Tak dimungkiri, kini negara demokrasi ini layaknya sebuah negara bar-bar yang tidak punya aturan. Aparat negara yang dipersenjatai bukannya untuk melawan musuh menegakkan kebenaran, tapi malah digunakan untuk menyerang rakyatnya sendiri. Inilah potret kedudukan aparatur negara dalam sistem demokrasi yang bernaung dalam ideologi kapitalisme, yaitu sebuah ideologi yang bersandar pada akal semata, tak ada ketakwaan dan nilai ruh dalam setiap aktivitasnya.
Kedudukan Aparat dalam Sistem Islam
Sangat berbeda kedudukan aparatur negara dalam sistem demokrasi dengan sistem Islam. Dalam sistem Islam, tugas aparat (tentara maupun polisi) adalah menjaga keamanan dan pertahanan negara dalam menegakkan kemurnian hukum-hukum Islam agar tidak terjadi berbagai pelanggaran. Juga menindak orang-orang yang berusaha merendahkan Islam dan syariatnya. Serta melakukan jihad ke luar negeri, yaitu dalam rangka mendakwahkah Islam dan menyebarkannya ke seluruh penjuru dunia.
Oleh karenanya, negara dengan sistem Islam akan memberikan perhatian yang lebih di bidang keamanan dan pertahanan. Pun lembaga ini harus memiliki badan riset guna melakukan dan merencanakan berbagai strategi perang. Artinya, keberadaan aparat sangat kental dengan perang dan jihad semata-mata menegakkan agama Allah. Wajar, dalam perekrutan anggotanya pun tidak main-main. Mereka dipilih tak sekadar baik secara fisik dan mentalnya, namun juga ketakwaan dan pemahaman agamanya yang mendalam.
Setelah masuk dalam institusi keamanan dan pertahanan, mereka akan disibukkan dengan aktivitas amar makruf dan nahi munkar. Jiwa raga mereka tidak sekadar untuk membela nasionalisme, tapi didedikasikan untuk Allah, yaitu menjaga dan membela negara yang menerapkan syariat Allah. Tak ada lagi terlintas dalam benaknya untuk memperkaya diri. Apalagi harus dengan merampok dan membunuh dengan keji. Jiwa dan raganya telah ditambatkan pada Allah, semata-mata mengharap rida Allah dan syahid di jalan-Nya.

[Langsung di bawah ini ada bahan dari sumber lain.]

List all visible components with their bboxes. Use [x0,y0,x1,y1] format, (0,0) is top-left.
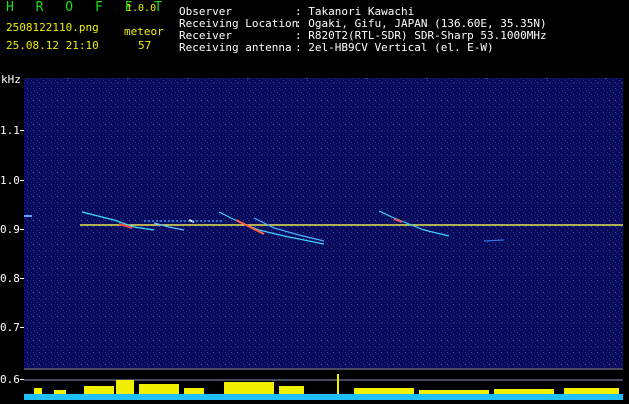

Dengan keberadaan aparat yang seperti itu, terbukti Islam dan syariatnya mampu tegak dan berjaya selama lebih dari 13 abad lamanya tanpa jeda. Rakyat pun merasakan keamanan dan ketenteraman yang sepenuhnya, baik muslim maupun nonmuslim. Maka tak ada jalan lain, kecuali umat harus segera berubah, yaitu dengan mencampakkan sistem kufur buatan manusia yang sekarang ada dan menerapkan hukum-hukum yang telah ditetapkan Allah Swt.. Hanya dengan itu keamanan dan ketenteraman dalam masyarakat akan terwujud.